United Kingdom Balakirev, Glazunov, Rachmaninov Roman Simović (violin): London Symphony Orchestra/Valéry Gergiev. Barbican Hall, London, 19.2.2015 (CC)
Balakirev – Symphonic Poem, Tamara
Glazunov – Violin Concerto in A minor, Op. 82
Rachmaninov – Symphony No. 1 in D minor, Op. 13
Here was a fascinating programme from the London Symphony Orchestra. Gergiev in his home territory is a mouth-watering concept, although past experience has shown that satisfaction is not always guaranteed. Perhaps that is part of the appeal: not knowing quite what’s coming.

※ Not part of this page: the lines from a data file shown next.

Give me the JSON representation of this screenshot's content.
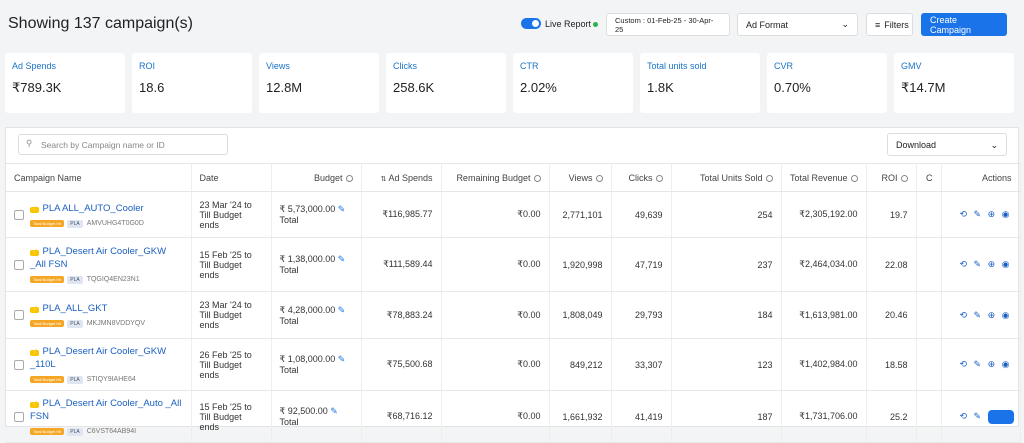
{
  "header": {
    "title": "Showing 137 campaign(s)",
    "live_report": "Live Report",
    "date_range": "Custom : 01-Feb-25 - 30-Apr-25",
    "ad_format": "Ad Format",
    "filters": "Filters",
    "create": "Create Campaign"
  },
  "metrics": [
    {
      "label": "Ad Spends",
      "value": "₹789.3K"
    },
    {
      "label": "ROI",
      "value": "18.6"
    },
    {
      "label": "Views",
      "value": "12.8M"
    },
    {
      "label": "Clicks",
      "value": "258.6K"
    },
    {
      "label": "CTR",
      "value": "2.02%"
    },
    {
      "label": "Total units sold",
      "value": "1.8K"
    },
    {
      "label": "CVR",
      "value": "0.70%"
    },
    {
      "label": "GMV",
      "value": "₹14.7M"
    }
  ],
  "search_placeholder": "Search by Campaign name or ID",
  "download": "Download",
  "table": {
    "columns": [
      "Campaign Name",
      "Date",
      "Budget",
      "Ad Spends",
      "Remaining Budget",
      "Views",
      "Clicks",
      "Total Units Sold",
      "Total Revenue",
      "ROI",
      "C",
      "Actions"
    ],
    "rows": [
      {
        "name": "PLA ALL_AUTO_Cooler",
        "badge": "Total Budget Hit",
        "tag": "PLA",
        "id": "AMVUHG4T0G0D",
        "date_from": "23 Mar '24 to",
        "date_to": "Till Budget ends",
        "budget": "₹ 5,73,000.00",
        "budget_type": "Total",
        "ad_spends": "₹116,985.77",
        "remaining": "₹0.00",
        "views": "2,771,101",
        "clicks": "49,639",
        "units": "254",
        "revenue": "₹2,305,192.00",
        "roi": "19.7"
      },
      {
        "name": "PLA_Desert Air Cooler_GKW _All FSN",
        "badge": "Total Budget Hit",
        "tag": "PLA",
        "id": "TQGIQ4EN23N1",
        "date_from": "15 Feb '25 to",
        "date_to": "Till Budget ends",
        "budget": "₹ 1,38,000.00",
        "budget_type": "Total",
        "ad_spends": "₹111,589.44",
        "remaining": "₹0.00",
        "views": "1,920,998",
        "clicks": "47,719",
        "units": "237",
        "revenue": "₹2,464,034.00",
        "roi": "22.08"
      },
      {
        "name": "PLA_ALL_GKT",
        "badge": "Total Budget Hit",
        "tag": "PLA",
        "id": "MKJMN8VDDYQV",
        "date_from": "23 Mar '24 to",
        "date_to": "Till Budget ends",
        "budget": "₹ 4,28,000.00",
        "budget_type": "Total",
        "ad_spends": "₹78,883.24",
        "remaining": "₹0.00",
        "views": "1,808,049",
        "clicks": "29,793",
        "units": "184",
        "revenue": "₹1,613,981.00",
        "roi": "20.46"
      },
      {
        "name": "PLA_Desert Air Cooler_GKW _110L",
        "badge": "Total Budget Hit",
        "tag": "PLA",
        "id": "STIQY9IAHE64",
        "date_from": "26 Feb '25 to",
        "date_to": "Till Budget ends",
        "budget": "₹ 1,08,000.00",
        "budget_type": "Total",
        "ad_spends": "₹75,500.68",
        "remaining": "₹0.00",
        "views": "849,212",
        "clicks": "33,307",
        "units": "123",
        "revenue": "₹1,402,984.00",
        "roi": "18.58"
      },
      {
        "name": "PLA_Desert Air Cooler_Auto _All FSN",
        "badge": "Total Budget Hit",
        "tag": "PLA",
        "id": "C6VST64AB94I",
        "date_from": "15 Feb '25 to",
        "date_to": "Till Budget ends",
        "budget": "₹ 92,500.00",
        "budget_type": "Total",
        "ad_spends": "₹68,716.12",
        "remaining": "₹0.00",
        "views": "1,661,932",
        "clicks": "41,419",
        "units": "187",
        "revenue": "₹1,731,706.00",
        "roi": "25.2"
      }
    ]
  }
}
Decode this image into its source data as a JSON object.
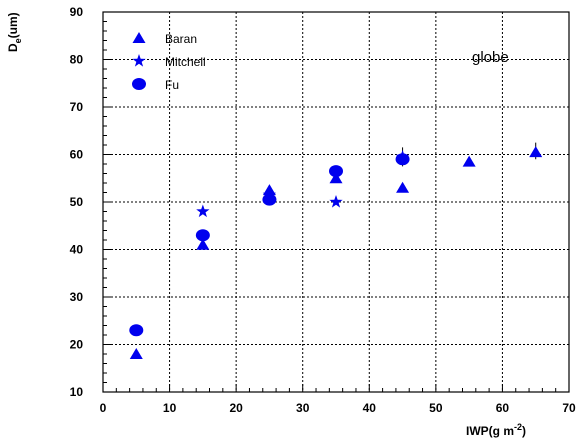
{
  "chart_data": {
    "type": "scatter",
    "title": "",
    "xlabel_main": "IWP(g m",
    "xlabel_sup": "-2",
    "xlabel_close": ")",
    "ylabel_main": "D",
    "ylabel_sub": "e",
    "ylabel_unit": "(um)",
    "annotation": "globe",
    "xlim": [
      0,
      70
    ],
    "ylim": [
      10,
      90
    ],
    "x_ticks": [
      "0",
      "10",
      "20",
      "30",
      "40",
      "50",
      "60",
      "70"
    ],
    "y_ticks": [
      "10",
      "20",
      "30",
      "40",
      "50",
      "60",
      "70",
      "80",
      "90"
    ],
    "grid": true,
    "legend_position": "top-left",
    "marker_color": "#0000ee",
    "series": [
      {
        "name": "Baran",
        "marker": "triangle",
        "points": [
          {
            "x": 5,
            "y": 18
          },
          {
            "x": 15,
            "y": 41
          },
          {
            "x": 25,
            "y": 52.5
          },
          {
            "x": 35,
            "y": 55
          },
          {
            "x": 45,
            "y": 53
          },
          {
            "x": 55,
            "y": 58.5
          },
          {
            "x": 65,
            "y": 60.5
          }
        ]
      },
      {
        "name": "Mitchell",
        "marker": "star",
        "points": [
          {
            "x": 15,
            "y": 48
          },
          {
            "x": 25,
            "y": 51.5
          },
          {
            "x": 35,
            "y": 50
          },
          {
            "x": 45,
            "y": 59.5
          }
        ]
      },
      {
        "name": "Fu",
        "marker": "circle",
        "points": [
          {
            "x": 5,
            "y": 23
          },
          {
            "x": 15,
            "y": 43
          },
          {
            "x": 25,
            "y": 50.5
          },
          {
            "x": 35,
            "y": 56.5
          },
          {
            "x": 45,
            "y": 59
          }
        ]
      }
    ],
    "error_bars": [
      {
        "x": 45,
        "ylow": 57.5,
        "yhigh": 61.5
      },
      {
        "x": 65,
        "ylow": 59,
        "yhigh": 62.5
      }
    ]
  }
}
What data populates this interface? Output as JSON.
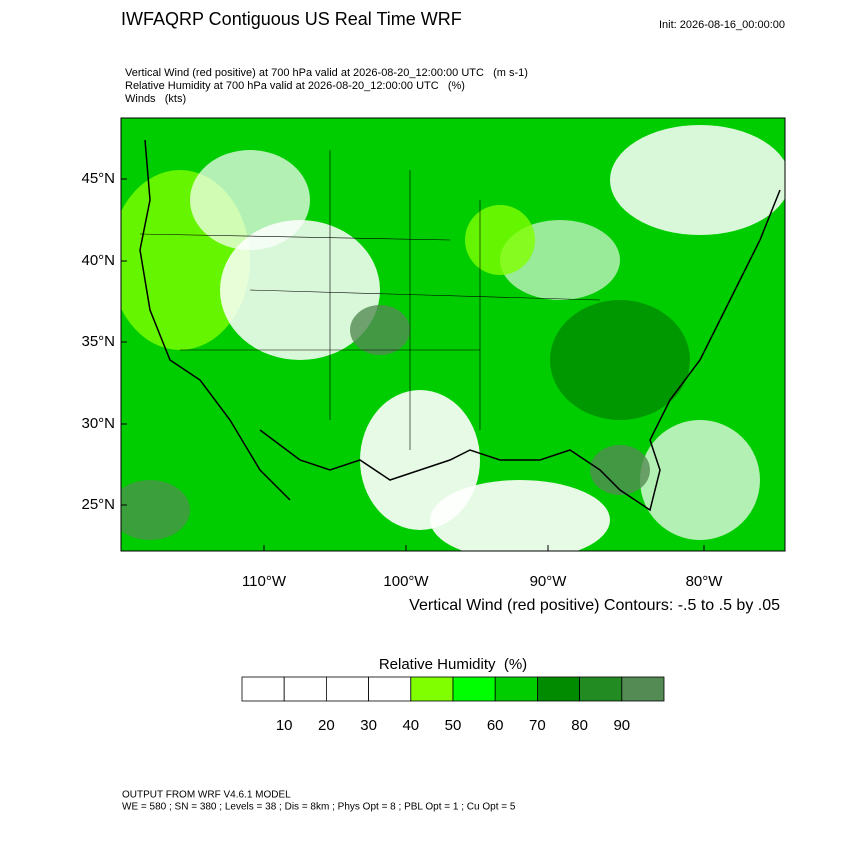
{
  "header": {
    "title": "IWFAQRP Contiguous US Real Time WRF",
    "init": "Init: 2026-08-16_00:00:00",
    "fields": [
      "Vertical Wind (red positive) at 700 hPa valid at 2026-08-20_12:00:00 UTC   (m s-1)",
      "Relative Humidity at 700 hPa valid at 2026-08-20_12:00:00 UTC   (%)",
      "Winds   (kts)"
    ]
  },
  "map": {
    "lat_labels": [
      "45°N",
      "40°N",
      "35°N",
      "30°N",
      "25°N"
    ],
    "lon_labels": [
      "110°W",
      "100°W",
      "90°W",
      "80°W"
    ],
    "contour_note": "Vertical Wind (red positive) Contours: -.5 to .5 by .05"
  },
  "colorbar": {
    "title": "Relative Humidity  (%)",
    "colors": [
      "#ffffff",
      "#ffffff",
      "#ffffff",
      "#ffffff",
      "#80ff00",
      "#00ff00",
      "#00cd00",
      "#008b00",
      "#228b22",
      "#548b54"
    ],
    "labels": [
      10,
      20,
      30,
      40,
      50,
      60,
      70,
      80,
      90
    ]
  },
  "footer": [
    "OUTPUT FROM WRF V4.6.1 MODEL",
    "WE = 580 ; SN = 380 ; Levels = 38 ; Dis = 8km ; Phys Opt = 8 ; PBL Opt = 1 ; Cu Opt = 5"
  ]
}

Balakirev’s Tamara is a rarity in the concert hall, but on the strength of this outing it deserves more exposure. The inspiration was a poem by Mikhael Lermontov: a maiden lures male travellers, only to send them to a watery grave in the river. Conducting with his ‘toothpick’, Gergiev sculpted a performance that moved from great mystery (and superb scene-setting) to a transporting, mystical final section.
The Glazunov Violin Concerto is well served on disc but its length of just twenty minutes makes it difficult to programme. The most famous performance is probably that by Milstein, but the likes of Mutter and Vengerov have also recorded it. It is a glorious piece, glowing from within and bursting at the seams with those radiant melodies Glazunov seemed to have ever at his fingertips. Here the soloist was Roman Simović, since 2010 the leader of the LSO. His tone is beautiful, although there was a suspicion of under-projection and the piece needs a little more character from its interpreter than it received on this occasion. Technically, he is excellent – as was to be confirmed in no uncertain style by his encore – and his tone is sweet. But his lower register could be more gutsy and – strange point, perhaps – he’s not very good with rests. When Glazunov instructs him not to play, he seemed to have problems keeping still. He was very restless, very fidgety – and very distracting.
But there was that encore: Nathan Milstein’s transcription of the Liszt Mephisto Waltz No. 1 in a miraculous reading that showed far more than stunning pyrotechnics. There was an understanding of both the original spirit of the piece, and of how it maps out into this violin extravaganza. Stunning.
The second half comprised Rachmaninov’s First Symphony. There’s a story, perhaps true, that Glazunov conducted the première – and the only performance in the composer’s lifetime – while several sheets to the wind and the result was chaotic. There was no such problem here. This was clearly a well-rehearsed performance, the upper strings supremely together at speed, the brass a wall of magnificence. There was a Tchaikovskian depth of emotion to the long-breathed lines here, the dark side of the piece fully honoured in the first movement so that the Mendelssohnian flickerings of the second movement could make their full mark.
The slow movement, a Larghetto, does seem to have some padding from which not even Gergiev could rescue it, but there was no denying the perfect orchestral control. The finale had a fascinating underlying joyous feel and a wonderful lyric outpouring. Rachmaninov surely dreamt of a performance such as this.